CV: There are four main types of licences issued by the National Medical Organisation:
- Installation Licence
- Operation Licence
- Good Manufacturing Practice (GMP) Licence
- Licence for distribution of medicines
First, we work on environmental studies, facility layout and the processes involved for all the necessary documentation to obtain an Installation Licence. This is followed by the building permit, which gives the green light to start building the facility. Once the business gets this licence and the facility has been built, we help them in their application for an Operation Licence, the GMP Licence and the Licence for product distribution. Note that many of these tasks can be carried out in parallel in order to save time.
DC: Talking about numbers, can you give us an idea of what is going on?
CV: So far more than 40 investment applications have already been submitted. The total amount of investments out of these applications is more than €350 million (~ £305 million). Overall, these are expected to create more than 1500 new jobs. Up to this point, three companies have been granted licences, with the third one being the Israeli company TIKUN OLAM, the largest so far. TIKUN OLAM will be probably the first to build a facility here in Greece in an area of 40,000m2 an investment of approximately €9mil and production may start as early as 2020. There are 3–4 more licences about to be announced over the next couple of weeks.
DC: Cannabis cultivation facilities are usually held indoors, especially in Canada, where climatic conditions are not always ideal. Can you tell us how companies in Greece intend to exploit the favourable weather?

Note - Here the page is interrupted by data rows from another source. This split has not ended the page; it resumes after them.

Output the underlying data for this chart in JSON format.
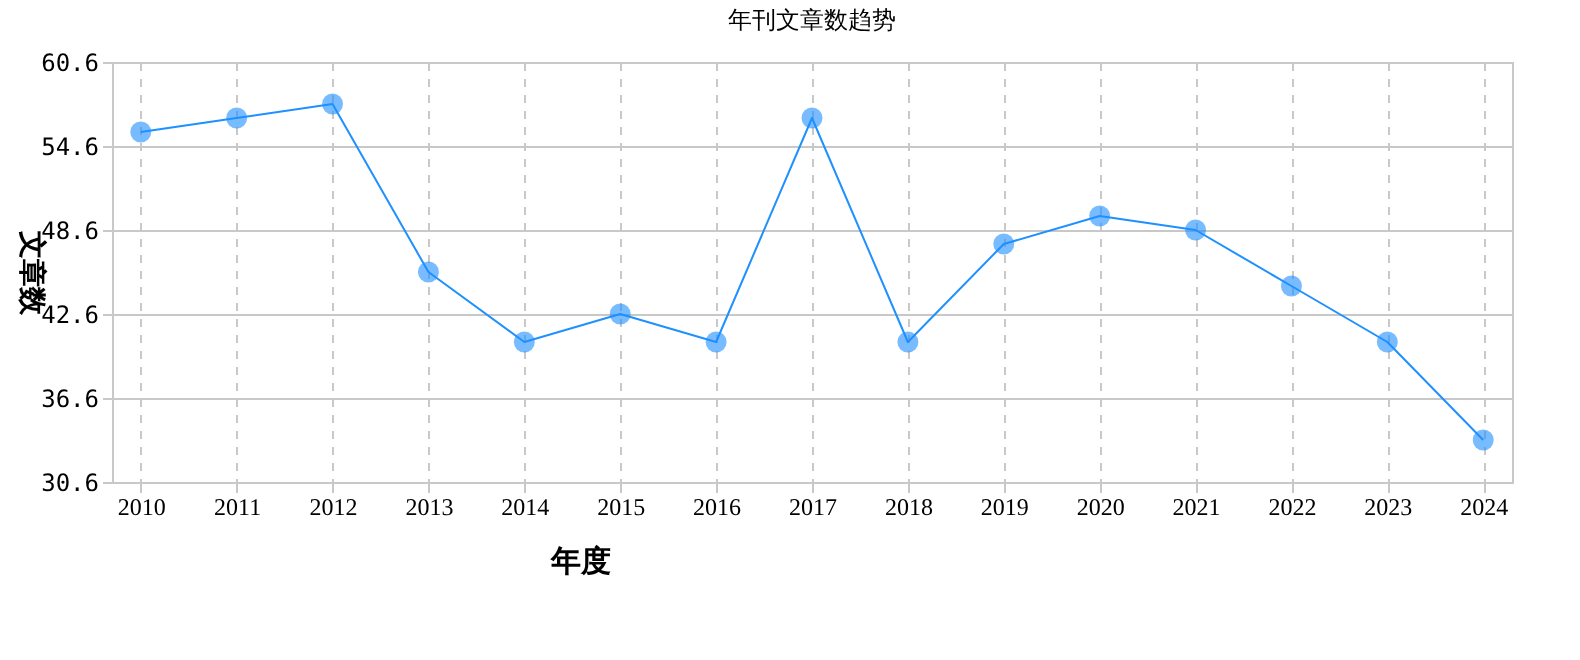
{
  "chart_data": {
    "type": "line",
    "title": "年刊文章数趋势",
    "xlabel": "年度",
    "ylabel": "文章数",
    "categories": [
      "2010",
      "2011",
      "2012",
      "2013",
      "2014",
      "2015",
      "2016",
      "2017",
      "2018",
      "2019",
      "2020",
      "2021",
      "2022",
      "2023",
      "2024"
    ],
    "series": [
      {
        "color": "#1e90ff",
        "values": [
          55.6,
          56.6,
          57.6,
          45.6,
          40.6,
          42.6,
          40.6,
          56.6,
          40.6,
          47.6,
          49.6,
          48.6,
          44.6,
          40.6,
          33.6
        ]
      }
    ],
    "ylim": [
      30.6,
      60.6
    ],
    "yticks": [
      30.6,
      36.6,
      42.6,
      48.6,
      54.6,
      60.6
    ],
    "grid": true,
    "marker": "circle"
  }
}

CV: According to legislation, cultivation facilities should be enclosed (greenhouse, indoor). However, they will be different from what we see in Canada in order to take advantage of the beneficial climatic environment. Such facilities will be enclosed but allow the benefit of the weather: in Greece the sun shines for more than 270 days a year, over about 8 months. There are regions in Greece where the average temperature is 16–24C for most of the year, which is ideal for cannabis cultivation.
DC: What can you tell us about medical products?

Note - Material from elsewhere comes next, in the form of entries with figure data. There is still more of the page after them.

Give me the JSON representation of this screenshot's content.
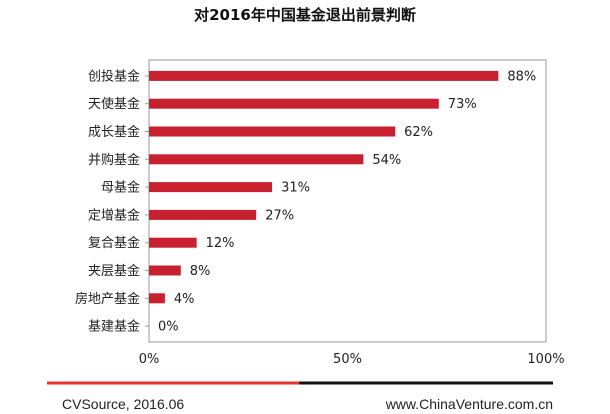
{
  "chart_data": {
    "type": "bar",
    "orientation": "horizontal",
    "title": "对2016年中国基金退出前景判断",
    "categories": [
      "创投基金",
      "天使基金",
      "成长基金",
      "并购基金",
      "母基金",
      "定增基金",
      "复合基金",
      "夹层基金",
      "房地产基金",
      "基建基金"
    ],
    "values": [
      88,
      73,
      62,
      54,
      31,
      27,
      12,
      8,
      4,
      0
    ],
    "value_labels": [
      "88%",
      "73%",
      "62%",
      "54%",
      "31%",
      "27%",
      "12%",
      "8%",
      "4%",
      "0%"
    ],
    "xlim": [
      0,
      100
    ],
    "x_ticks": [
      0,
      50,
      100
    ],
    "x_tick_labels": [
      "0%",
      "50%",
      "100%"
    ],
    "bar_color": "#c8202f",
    "grid": false
  },
  "footer": {
    "source": "CVSource, 2016.06",
    "website": "www.ChinaVenture.com.cn",
    "rule_left_color": "#e8322d",
    "rule_right_color": "#111111"
  }
}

CV: Products are intended for medical/therapeutic use such as:
- prevention and management of nausea or/and vomiting due to chemotherapeutic agents
- neuropathic pain or cancer pain, persisting for longer than three months, not responding to other therapeutic regimens or interventions or when available therapeutic regimens are not tolerated well or are contraindicated for the specific patient
- products for the treatment of spasticity and pain in patients with multiple sclerosis
DC: Europe is attracting the interest of many companies from the other side of the Atlantic. How are American companies entering the European market and what possibilities are there for European companies?
CV: Canadian and US companies understand that there is a very high potential in Europe and are establishing facilities to access the biggest markets. They are moving fast. These companies have a sound knowledge of how the cannabis business works and can rely on long-standing experience in the field. However, as soon as European companies get a deeper knowhow, they will become more focused and start investing.

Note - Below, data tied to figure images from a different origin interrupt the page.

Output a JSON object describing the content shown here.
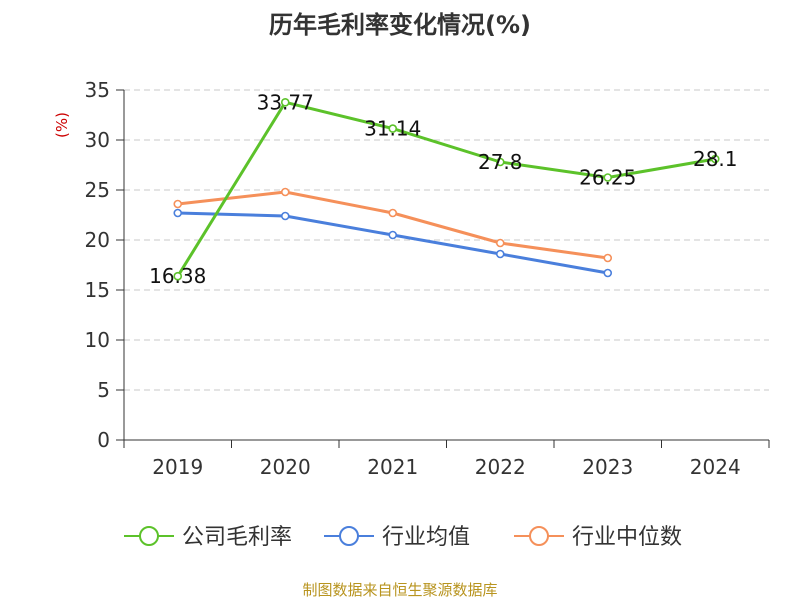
{
  "chart_data": {
    "type": "line",
    "title": "历年毛利率变化情况(%)",
    "ylabel": "(%)",
    "xlabel": "",
    "categories": [
      "2019",
      "2020",
      "2021",
      "2022",
      "2023",
      "2024"
    ],
    "ylim": [
      0,
      35
    ],
    "yticks": [
      0,
      5,
      10,
      15,
      20,
      25,
      30,
      35
    ],
    "grid": "horizontal dashed",
    "legend_position": "bottom",
    "series": [
      {
        "name": "公司毛利率",
        "color": "#5cc22a",
        "values": [
          16.38,
          33.77,
          31.14,
          27.8,
          26.25,
          28.1
        ],
        "labels": [
          "16.38",
          "33.77",
          "31.14",
          "27.8",
          "26.25",
          "28.1"
        ],
        "show_labels": true
      },
      {
        "name": "行业均值",
        "color": "#4a7fdc",
        "values": [
          22.7,
          22.4,
          20.5,
          18.6,
          16.7,
          null
        ],
        "show_labels": false
      },
      {
        "name": "行业中位数",
        "color": "#f5905a",
        "values": [
          23.6,
          24.8,
          22.7,
          19.7,
          18.2,
          null
        ],
        "show_labels": false
      }
    ]
  },
  "footer": {
    "source": "制图数据来自恒生聚源数据库"
  }
}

DC: Talking about politics, 2019 is a very important year for both Europe and Greece. Do you think that political changes will have some impact on the cannabis market?
CV: Elections are approaching. Citizens are summoned to the ballots to elect the new European Parliament in May 2019. Also, the next General Election in Greece will be held on or before 20 October 2019. The Greece Government has been a very active listener, supporting this kind of business. The opposition wants to attract investments too and is in favour of the medical use of cannabis. Similarly, European Elections are unlikely to affect the cannabis business in a negative way – I don’t think the new EU Parliament will create an unfriendly environment.
DC: Last question, Brexit: what possibilities are there for the UK?
CV: The whole situation is a mystery, and no one can be confident enough about it. I feel that the UK will continue to attract investors and hopefully will find a good framework to do it. I believe that the UK will be a major player in the cannabis market.